When ants attack: Researchers recreate chemicals that trigger aggression in Argentine ants
| 27 October 2009
BERKELEY — Experiments led by researchers at the University of California, Berkeley, have demonstrated that normally friendly ants can turn against each other by exploiting the chemical cues they use to distinguish colony-mates from rivals.
The new study, to be published Wednesday, Oct. 28, in the open-access journal BMC Biology, sheds light on the factors influencing the social behavior of the Argentine ant, Linepithema humile, and provides hope for a new tactic in controlling the spread of this invasive species.
"Almost all living organisms use chemical recognition cues to some degree, but it is particularly common among ants and other insects," said evolutionary biologist Neil Tsutsui, UC Berkeley associate professor of environmental science, policy and management and the study's principal investigator. "Surprisingly, it wasn't until this work that the specific chemicals used by Argentine ants to identify each other were isolated and tested."
Native to South America, the Argentine ant has taken hold in numerous countries worldwide, including Australia, Japan and the United States. In California, the ants are pervasive, pushing out native ant species and wreaking ecological havoc along the way. The Argentine ant has been blamed for exacerbating problems with some agricultural crops in the state, and for the decline of the coast horned lizard, which feeds exclusively upon the native ant species decimated by the invader.
In their native habitat, Argentine ants use their aggression to engage in inter-colony warfare with each other as they compete for resources, a behavioral trait that biologists credit for keeping the ants' numbers in check. Colonies tend to be small, typically measuring a few meters to a couple of hundred meters wide.
"The striking thing about these Argentine ants in introduced ranges is that – with few exceptions – they are essentially functioning as a single, geographically huge supercolony," said Tsutsui. "If you take ants from San Diego and put them next to those from San Francisco, they'll act like they've known each other all their lives. They are part of a massive supercolony that extends hundreds of miles, nearly the entire length of California."

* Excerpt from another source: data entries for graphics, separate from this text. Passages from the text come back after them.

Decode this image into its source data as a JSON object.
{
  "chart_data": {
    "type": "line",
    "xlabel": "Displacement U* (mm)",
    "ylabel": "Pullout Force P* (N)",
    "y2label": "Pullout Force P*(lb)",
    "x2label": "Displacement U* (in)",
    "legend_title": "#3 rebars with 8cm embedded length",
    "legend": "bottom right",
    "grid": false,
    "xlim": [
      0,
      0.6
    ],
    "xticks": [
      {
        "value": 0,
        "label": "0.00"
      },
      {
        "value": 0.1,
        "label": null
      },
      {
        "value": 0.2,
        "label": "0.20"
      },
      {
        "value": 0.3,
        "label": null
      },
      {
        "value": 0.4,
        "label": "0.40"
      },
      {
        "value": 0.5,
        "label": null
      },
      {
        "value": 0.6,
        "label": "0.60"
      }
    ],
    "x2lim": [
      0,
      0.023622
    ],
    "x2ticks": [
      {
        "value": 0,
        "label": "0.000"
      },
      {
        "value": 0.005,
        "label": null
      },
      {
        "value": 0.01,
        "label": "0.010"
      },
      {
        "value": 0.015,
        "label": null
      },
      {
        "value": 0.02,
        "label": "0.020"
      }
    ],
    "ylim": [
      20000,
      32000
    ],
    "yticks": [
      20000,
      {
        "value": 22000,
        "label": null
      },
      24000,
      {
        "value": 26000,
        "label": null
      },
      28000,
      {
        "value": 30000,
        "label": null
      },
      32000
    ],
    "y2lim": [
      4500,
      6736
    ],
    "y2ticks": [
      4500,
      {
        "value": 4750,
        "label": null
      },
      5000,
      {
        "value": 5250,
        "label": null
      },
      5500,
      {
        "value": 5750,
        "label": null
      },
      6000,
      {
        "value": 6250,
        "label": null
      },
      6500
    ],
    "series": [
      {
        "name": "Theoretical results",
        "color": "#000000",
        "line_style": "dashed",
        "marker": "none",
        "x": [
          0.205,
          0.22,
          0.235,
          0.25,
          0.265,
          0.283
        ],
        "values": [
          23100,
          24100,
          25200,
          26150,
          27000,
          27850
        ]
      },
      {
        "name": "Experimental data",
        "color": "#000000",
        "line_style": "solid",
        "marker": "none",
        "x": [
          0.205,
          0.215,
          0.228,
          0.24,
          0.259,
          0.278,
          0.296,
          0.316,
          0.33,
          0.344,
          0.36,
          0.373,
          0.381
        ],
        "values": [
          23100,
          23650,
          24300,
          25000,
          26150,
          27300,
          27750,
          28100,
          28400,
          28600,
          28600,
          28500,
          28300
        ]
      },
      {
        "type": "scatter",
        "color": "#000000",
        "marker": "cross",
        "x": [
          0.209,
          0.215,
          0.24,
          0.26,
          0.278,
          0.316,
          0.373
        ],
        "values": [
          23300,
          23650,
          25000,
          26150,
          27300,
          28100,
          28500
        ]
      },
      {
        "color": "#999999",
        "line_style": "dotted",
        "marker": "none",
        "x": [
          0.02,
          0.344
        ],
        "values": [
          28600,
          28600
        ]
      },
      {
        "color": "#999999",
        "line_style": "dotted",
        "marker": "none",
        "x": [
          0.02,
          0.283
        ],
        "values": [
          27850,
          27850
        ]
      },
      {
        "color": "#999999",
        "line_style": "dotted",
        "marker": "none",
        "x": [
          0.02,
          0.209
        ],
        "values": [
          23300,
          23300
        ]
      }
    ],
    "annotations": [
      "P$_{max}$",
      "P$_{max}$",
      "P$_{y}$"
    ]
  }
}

The UC Berkeley researchers worked with study co-authors Robert Sulc and Kenneth Shea from UC Irvine to narrow down and synthesize seven chemical molecules that trigger aggressive behavior among the Argentine ants. They also used two "control" chemicals not linked to fighting behavior. The "enemy" compounds were similar in that they were all long chains of hydrocarbons with one to three methyl groups attached.

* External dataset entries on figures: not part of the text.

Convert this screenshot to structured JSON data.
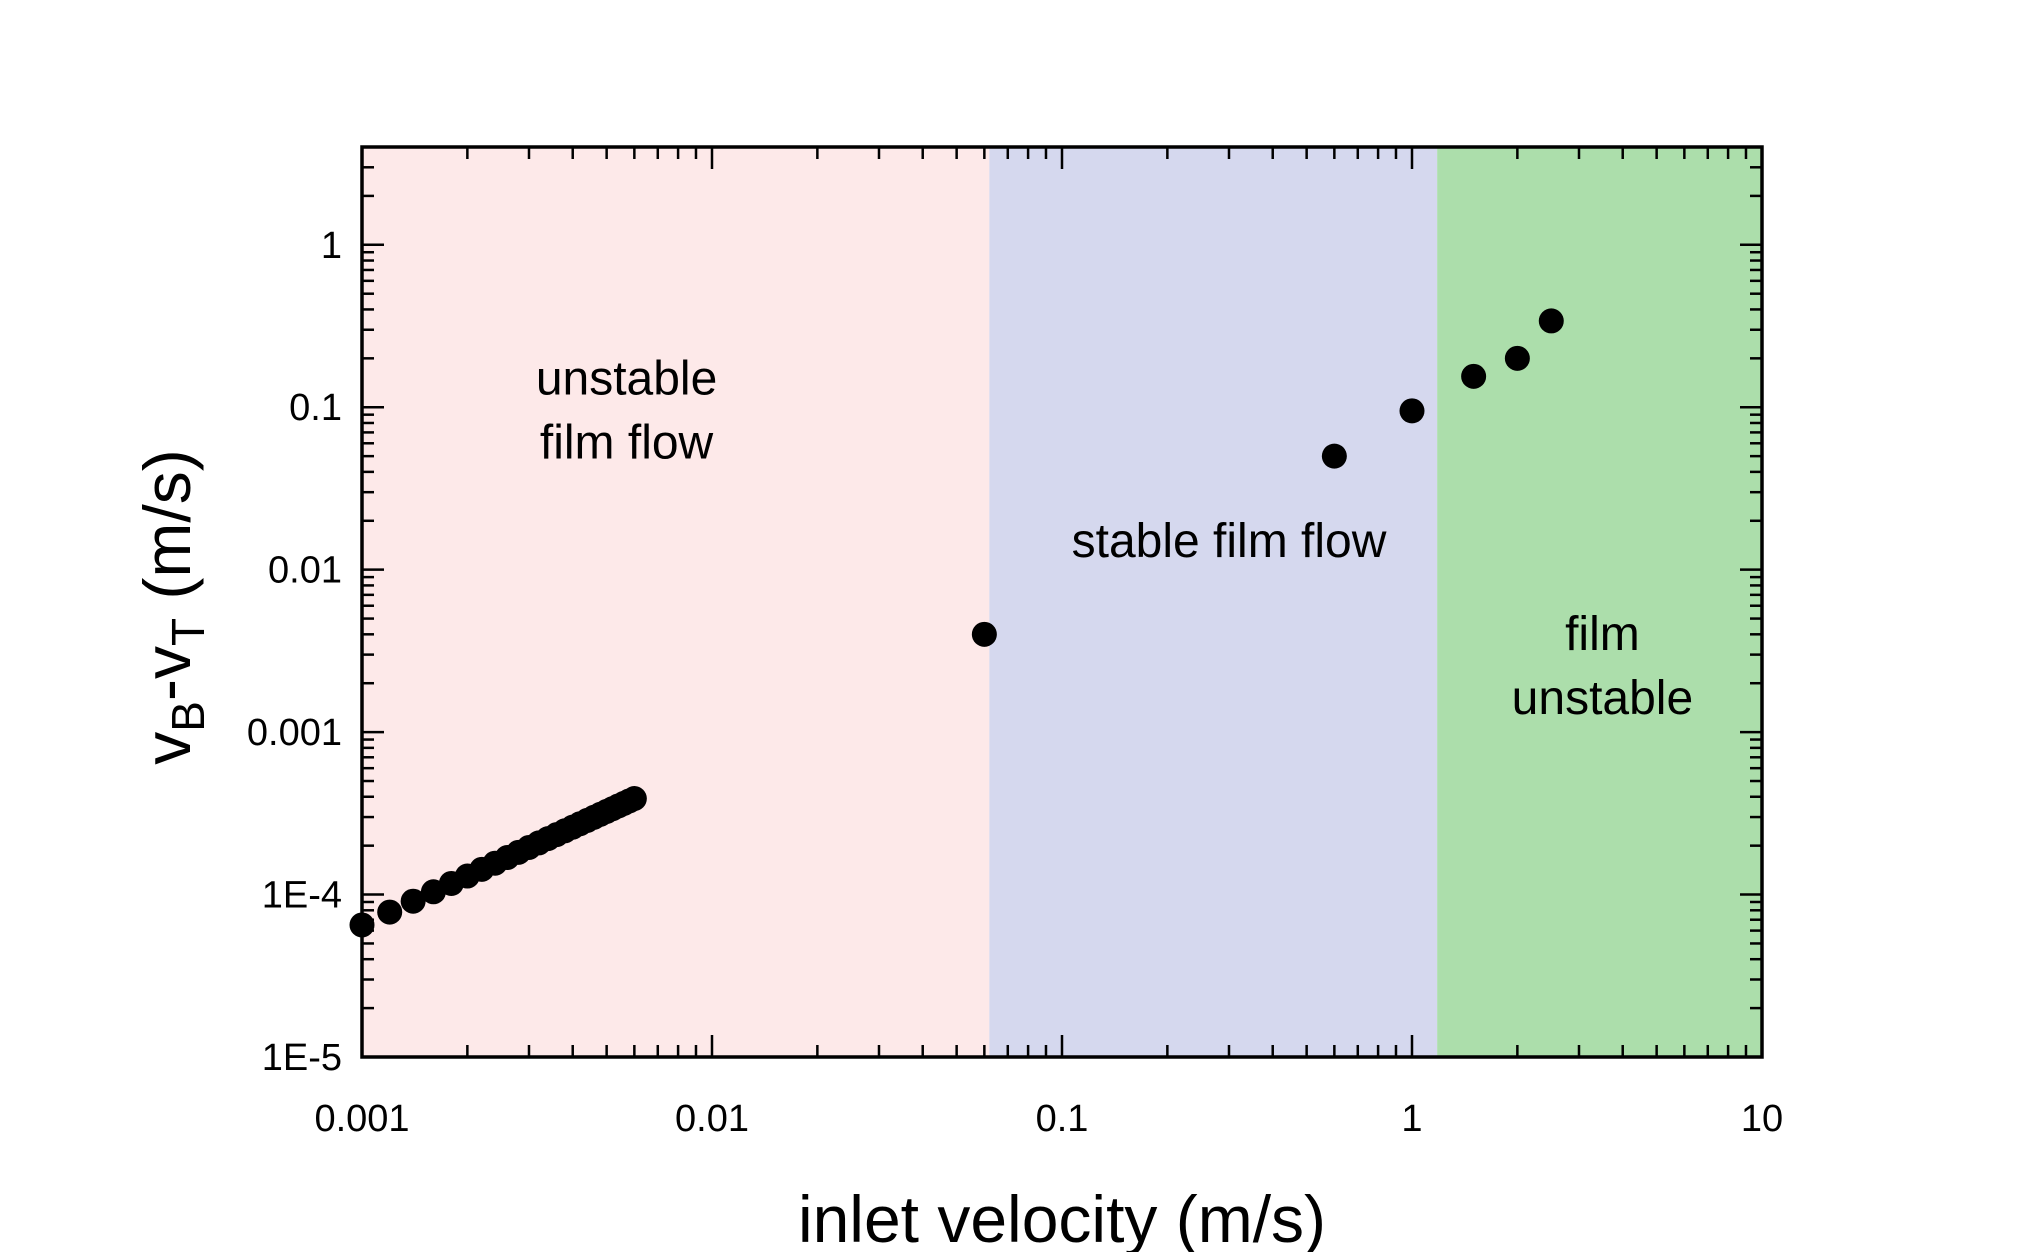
{
  "chart_data": {
    "type": "scatter",
    "title": "",
    "xlabel": "inlet velocity (m/s)",
    "ylabel": {
      "base": "v",
      "sub1": "B",
      "dash": "-v",
      "sub2": "T",
      "unit": " (m/s)"
    },
    "xscale": "log",
    "yscale": "log",
    "xlim": [
      0.001,
      10
    ],
    "ylim": [
      1e-05,
      4
    ],
    "x_ticks": [
      {
        "value": 0.001,
        "label": "0.001"
      },
      {
        "value": 0.01,
        "label": "0.01"
      },
      {
        "value": 0.1,
        "label": "0.1"
      },
      {
        "value": 1,
        "label": "1"
      },
      {
        "value": 10,
        "label": "10"
      }
    ],
    "y_ticks": [
      {
        "value": 1e-05,
        "label": "1E-5"
      },
      {
        "value": 0.0001,
        "label": "1E-4"
      },
      {
        "value": 0.001,
        "label": "0.001"
      },
      {
        "value": 0.01,
        "label": "0.01"
      },
      {
        "value": 0.1,
        "label": "0.1"
      },
      {
        "value": 1,
        "label": "1"
      }
    ],
    "regions": [
      {
        "name": "unstable-film-flow",
        "x_start": 0.001,
        "x_end": 0.062,
        "color": "#fde9e9",
        "label_lines": [
          "unstable",
          "film flow"
        ],
        "label_x": 0.0057,
        "label_y": 0.12
      },
      {
        "name": "stable-film-flow",
        "x_start": 0.062,
        "x_end": 1.18,
        "color": "#d5d8ee",
        "label_lines": [
          "stable film flow"
        ],
        "label_x": 0.3,
        "label_y": 0.012
      },
      {
        "name": "film-unstable",
        "x_start": 1.18,
        "x_end": 10,
        "color": "#acdeab",
        "label_lines": [
          "film",
          "unstable"
        ],
        "label_x": 3.5,
        "label_y": 0.0032
      }
    ],
    "series": [
      {
        "name": "data",
        "color": "#000000",
        "points": [
          {
            "x": 0.001,
            "y": 6.5e-05
          },
          {
            "x": 0.0012,
            "y": 7.8e-05
          },
          {
            "x": 0.0014,
            "y": 9.1e-05
          },
          {
            "x": 0.0016,
            "y": 0.000104
          },
          {
            "x": 0.0018,
            "y": 0.000117
          },
          {
            "x": 0.002,
            "y": 0.00013
          },
          {
            "x": 0.0022,
            "y": 0.000143
          },
          {
            "x": 0.0024,
            "y": 0.000156
          },
          {
            "x": 0.0026,
            "y": 0.000169
          },
          {
            "x": 0.0028,
            "y": 0.000182
          },
          {
            "x": 0.003,
            "y": 0.000195
          },
          {
            "x": 0.0032,
            "y": 0.000208
          },
          {
            "x": 0.0034,
            "y": 0.000221
          },
          {
            "x": 0.0036,
            "y": 0.000234
          },
          {
            "x": 0.0038,
            "y": 0.000247
          },
          {
            "x": 0.004,
            "y": 0.00026
          },
          {
            "x": 0.0042,
            "y": 0.000273
          },
          {
            "x": 0.0044,
            "y": 0.000286
          },
          {
            "x": 0.0046,
            "y": 0.000299
          },
          {
            "x": 0.0048,
            "y": 0.000312
          },
          {
            "x": 0.005,
            "y": 0.000325
          },
          {
            "x": 0.0052,
            "y": 0.000338
          },
          {
            "x": 0.0054,
            "y": 0.000351
          },
          {
            "x": 0.0056,
            "y": 0.000364
          },
          {
            "x": 0.0058,
            "y": 0.000377
          },
          {
            "x": 0.006,
            "y": 0.00039
          },
          {
            "x": 0.06,
            "y": 0.004
          },
          {
            "x": 0.6,
            "y": 0.05
          },
          {
            "x": 1.0,
            "y": 0.095
          },
          {
            "x": 1.5,
            "y": 0.155
          },
          {
            "x": 2.0,
            "y": 0.2
          },
          {
            "x": 2.5,
            "y": 0.34
          }
        ]
      }
    ]
  }
}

"The 'enemy' chemicals generated significantly greater instances of flared mandibles, biting and other attacking behavior than did the control chemicals," said study co-lead author Ellen van Wilgenburg, a post-doctoral researcher in Tsutsui's lab at UC Berkeley. "We also saw higher levels of aggression when we increased the concentration of the chemicals and when we combined some of the chemicals together."
Despite this finding, Tsutsui cautions that significant barriers must be overcome before a pest-control substance based upon these chemicals is ready for the market. "We are still in the process of understanding how these chemicals control social behaviors in ants," he said. "These are custom chemicals that are very costly to synthesize at this stage. We are still a long way off from having large enough quantities to deploy in the field, or even knowing if these chemicals can control populations in the field."
The other co-lead author of the study is Miriam Brandt, a former post-doctoral researcher from Tsutsui's lab.
The U.S. Department of Agriculture, the California Structural Pest Control Board, the Defining Wisdom Program of the University of Chicago and the National Science Foundation helped support this research.